NASA’s venerable Hubble Space Telescope has taken thousands of images across the last three decades, but perhaps none is more iconic than the Hubble Deep Fields. Within a small space of the sky, thousands of galaxies are visible in a single frame, many from the early universe. They have been used to study our cosmic origins.
When the James Webb Space Telescope begins its science operations this summer, one of its first projects will be a similar blank field survey. A survey called the Cosmic Evolution Early Release Science, or CEERS, will give scientists the first glimpse of this powerful new telescope’s capabilities in detecting extremely distant galaxies. And it does that by looking at what might seem to be an uninterested target — a patch of the sky with nothing bright in it.
“We’re not pointing at a particular object; we’re just looking at a place in the sky,” Steven Finkelstein, the principal investigator of CEERS, tells Inverse. The aim is to survey a region of the sky where there isn’t a lot of light coming from nearby sources so they can see very faint (and very distant) objects. So they chose a patch of sky to survey where there aren’t any giant galaxies and that’s far away from the plane of the Solar System and the plane of the Milky Way, as these areas are bright too.
They landed on a patch of the sky in the northern hemisphere that Hubble previously surveyed in a project called CANDELS. But unlike Hubble's deep field images, which were built up over extended time frames, the work with Webb will use much less observing time.
“The Hubble Ultra Deep Field took hundreds of hours with the Hubble Space Telescope staring at one single place in the sky,” Finkelstein says, but CEERS will be different. “With CEERS, because it is what is called an early science release program we weren’t allowed to be that big. So we’re not staring nearly that long.” (An early release science program is one of the first test programs run when Webb begins operations.)

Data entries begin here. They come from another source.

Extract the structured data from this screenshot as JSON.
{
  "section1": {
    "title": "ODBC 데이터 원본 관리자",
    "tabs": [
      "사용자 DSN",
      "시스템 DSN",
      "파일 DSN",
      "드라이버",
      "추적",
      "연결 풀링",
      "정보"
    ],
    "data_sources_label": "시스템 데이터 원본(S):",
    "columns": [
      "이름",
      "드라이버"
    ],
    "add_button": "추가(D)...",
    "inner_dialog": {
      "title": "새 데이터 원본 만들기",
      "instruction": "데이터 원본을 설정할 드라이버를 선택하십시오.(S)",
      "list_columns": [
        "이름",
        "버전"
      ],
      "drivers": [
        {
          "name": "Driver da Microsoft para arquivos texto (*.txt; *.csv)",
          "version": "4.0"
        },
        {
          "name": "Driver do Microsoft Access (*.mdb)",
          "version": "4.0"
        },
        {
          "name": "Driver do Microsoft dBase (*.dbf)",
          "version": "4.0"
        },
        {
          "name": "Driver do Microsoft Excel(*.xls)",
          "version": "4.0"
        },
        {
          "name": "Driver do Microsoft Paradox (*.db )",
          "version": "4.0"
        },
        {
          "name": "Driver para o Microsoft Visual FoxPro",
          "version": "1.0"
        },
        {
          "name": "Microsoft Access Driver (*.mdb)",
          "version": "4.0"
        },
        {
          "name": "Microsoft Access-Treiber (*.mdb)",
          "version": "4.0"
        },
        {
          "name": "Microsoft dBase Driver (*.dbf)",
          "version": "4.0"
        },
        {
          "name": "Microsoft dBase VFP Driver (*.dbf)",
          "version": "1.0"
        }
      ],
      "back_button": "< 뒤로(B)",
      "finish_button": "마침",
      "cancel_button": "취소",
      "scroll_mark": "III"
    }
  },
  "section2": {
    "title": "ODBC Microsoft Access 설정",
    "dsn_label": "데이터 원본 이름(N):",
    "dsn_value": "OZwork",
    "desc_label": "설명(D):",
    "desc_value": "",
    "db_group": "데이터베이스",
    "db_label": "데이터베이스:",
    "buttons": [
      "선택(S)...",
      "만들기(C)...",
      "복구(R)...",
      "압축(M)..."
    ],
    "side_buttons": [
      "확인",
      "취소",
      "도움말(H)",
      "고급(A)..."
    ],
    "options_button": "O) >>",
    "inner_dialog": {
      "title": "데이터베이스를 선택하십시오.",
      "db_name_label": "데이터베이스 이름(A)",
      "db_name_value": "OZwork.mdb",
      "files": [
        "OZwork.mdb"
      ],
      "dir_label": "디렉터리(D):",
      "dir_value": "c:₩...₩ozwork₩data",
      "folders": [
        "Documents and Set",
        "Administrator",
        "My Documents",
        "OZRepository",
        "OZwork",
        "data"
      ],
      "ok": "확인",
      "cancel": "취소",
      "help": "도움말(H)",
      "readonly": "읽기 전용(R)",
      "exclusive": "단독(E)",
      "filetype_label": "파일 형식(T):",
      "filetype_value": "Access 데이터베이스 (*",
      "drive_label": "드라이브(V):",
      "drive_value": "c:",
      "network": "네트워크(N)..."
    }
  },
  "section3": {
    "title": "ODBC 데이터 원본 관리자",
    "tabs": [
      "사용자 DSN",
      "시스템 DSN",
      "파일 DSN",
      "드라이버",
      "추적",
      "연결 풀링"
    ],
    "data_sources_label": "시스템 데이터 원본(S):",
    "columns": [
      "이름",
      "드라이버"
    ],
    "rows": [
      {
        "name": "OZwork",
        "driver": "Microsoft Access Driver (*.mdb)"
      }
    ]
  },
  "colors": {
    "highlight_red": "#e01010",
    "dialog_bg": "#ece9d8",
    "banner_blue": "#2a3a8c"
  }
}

Why JWST will look at the Hubble Deep Field
The team is trying to get as much data as possible from a relatively brief series of observations using Webb. Each observation will be for just a few hours, with 10 different locations observed and stitched together to create a map of the area.
Another difference is the wavelengths the surveys work in. Hubble looks mainly in the visible light spectrum, but Webb looks in the infrared. That’s useful as it means data from the previous Hubble observations can be combined with the new observations to get a more complete picture of the region.
The great strength of surveys is that space is very, very big, and we don’t know what’s out there until we look at it with instruments like those on Webb. Once a survey is completed, it can help identify objects for further study. “A big component of CEERS is finding interesting targets to follow up in the future,” Finkelstein says.
As one of the first science programs to work with Webb, CEERS is more than a way to gather information on a patch of the sky. It’s also a test of Webb’s capabilities to try out what scientists call parallel observations — observing one target with multiple instruments simultaneously. The survey will look not only with Webb’s infrared cameras, called NIRCam and MIRI but also with a spectrograph called NIRSpec.
“It’s more science per hour,” Finkelstein says. In practical terms: In addition to images of the field, the team will get data called spectra for around a thousand different galaxies collected at the same time. Spectroscopy breaks down light into different wavelengths to see the composition of different objects — and that means spectra can tell researchers what galaxies are made of.
Two surveys will follow CEERS during the first year of Webb’s operations: the Next Generation Deep Extragalactic Exploratory Survey, or NGDEEP, and the James Webb Space Telescope Advanced Deep Extragalactic Survey, or JADES. These will look at areas of the sky next to and on top of Hubble’s Ultra Deep Field, respectively. So these are areas that astronomers have documented before — but not in the infrared, and not in the depth at which these surveys will be looking.
The ambitious goal of these surveys is to search for some of the earliest galaxies in the universe. Because light takes time to travel to us, looking at extremely distant targets is like looking back in time. And if Webb can observe galaxies that are far enough away, it can gather data on how the first galaxies formed after the big bang. It’s like a time machine for peering back at the universe in its infancy, and it could help us understand more about how our universe evolved than ever before.